Nell’angolo nord di piazza Vittorio, sorge una delle più antiche chiese di Roma: S. Eusebio. Si dice che la fondazione risalga al IV secolo e che l’edificio sia stato costruito sui ruderi della casa di un certo Eusebio, prete martire, torturato e ucciso nel 361 dall’imperatore Costanzo II. La casa di Eusebio, dopo la sua morte, fu trasformata in “titulus” e consacrata da Papa Liberio (352-366). Al di sotto dell’attuale chiesa furono effettivamente rinvenuti alcuni importanti reperti archeologici; i sotterranei non è possibile visitarli a causa dell’inagibilità del luogo.
La chiesa fu restaurata nell’VIII secolo da papa Zaccaria, da Adriano I e da Leone III e, nel IX secolo, da Gregorio IV. Durante il pontificato di Gregorio IX (1227-1241) fu ricostruita ex novo. Nel XV secolo fu affidata ai padri Celestini; costoro nel 1588 la restaurarono insieme all’annesso convento, facendo perdere le ultime tracce della vecchia chiesa medievale. Fanno eccezione il campanile del secolo XII, visibile, però, solo dal cortile del monastero e l’antica abside, con finestra barocca, visibile da via Principe Amedeo.
Gregorio XIII (1575-1585) istituì particolari indulgenze per coloro che visitassero la chiesa nel giorno del santo Eusebio e pregassero per la concordia dei principi cristiani, per l’estirpazione delle eresie e per la tranquillità della Chiesa, come è testimoniato da una targa marmorea nel portico.
Nel 1711, per volere del cardinale Enrico Enriquez, Stefano Fontana realizzò l’armoniosa facciata costituita da un portico a cinque arcate sopra ognuna delle quali si apre una finestra sormontata da timpano e da cuspide. A coronamento della facciata troviamo una balaustra ornata di statue e, al centro, una grande lunetta con due angeli.
Soppresso l’ordine dei Celestini, la chiesa venne affidata ai Gesuiti, che aprirono una casa per gli esercizi spirituali. Vi rimasero fino al 1883, quando il monastero divenne proprietà del Governo Italiano. Nel 1889 divenne parrocchia e fu affidata al clero secolare.

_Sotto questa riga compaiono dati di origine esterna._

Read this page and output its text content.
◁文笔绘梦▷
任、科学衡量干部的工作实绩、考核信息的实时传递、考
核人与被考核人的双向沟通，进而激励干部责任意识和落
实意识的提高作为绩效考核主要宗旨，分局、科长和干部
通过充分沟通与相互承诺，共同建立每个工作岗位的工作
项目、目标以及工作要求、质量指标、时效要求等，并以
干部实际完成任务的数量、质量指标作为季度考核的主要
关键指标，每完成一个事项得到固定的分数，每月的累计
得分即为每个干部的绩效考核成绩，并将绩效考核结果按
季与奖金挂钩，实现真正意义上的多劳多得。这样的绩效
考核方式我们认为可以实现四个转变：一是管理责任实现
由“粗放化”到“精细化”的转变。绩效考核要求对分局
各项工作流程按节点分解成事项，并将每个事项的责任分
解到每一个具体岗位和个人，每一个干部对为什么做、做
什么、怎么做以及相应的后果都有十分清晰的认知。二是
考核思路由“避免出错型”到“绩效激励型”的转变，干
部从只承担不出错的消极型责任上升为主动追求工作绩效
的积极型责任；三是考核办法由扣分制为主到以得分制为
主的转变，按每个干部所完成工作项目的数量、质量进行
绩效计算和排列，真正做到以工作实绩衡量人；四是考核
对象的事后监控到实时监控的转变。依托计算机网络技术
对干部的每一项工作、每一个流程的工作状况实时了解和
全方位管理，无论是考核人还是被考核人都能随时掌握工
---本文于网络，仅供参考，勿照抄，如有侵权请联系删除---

Anche l’interno ha perso completamente le antiche caratteristiche, essendo stato ristrutturato nel 1759 da Niccolò Picconi. È diviso in tre navate da archi e pilastri. L’opera più degna di nota è l’affresco sulla volta della navata maggiore, che raffigura la “Gloria di S. Eusebio”, realizzato da Antonio Raffaelli Mengs nel 1759. Sull’altare maggiore, eseguito su disegno di Onorio Longhi, vi è ora un’immagine della vergine di Pompeo Batoni (sec. XVIII), in sostituzione di una pala di Baldassarre Croce (sec. XVI). Da notare lo splendido coro con stalli lignei finemente intagliati che i celestini fecero costruire da artigiani del ‘500.
Due episodi legati a questa chiesa sono da ricordare: il primo, è che dal monastero annesso fu impiantata, durante il pontificato di Sisto IV (1471-1484), la prima stamperia romana; i primi testi stampati furono le opere di S. Giovanni Crisostomo commentate da Francesco Aretino. Il secondo più recente, è che il giorno 17 gennaio, sul sagrato della chiesa, si svolge la tradizionale benedizione degli animali in occasione della festa di S. Antonio Abate; questa cerimonia veniva precedentemente compiuta di fronte l’omonima chiesa.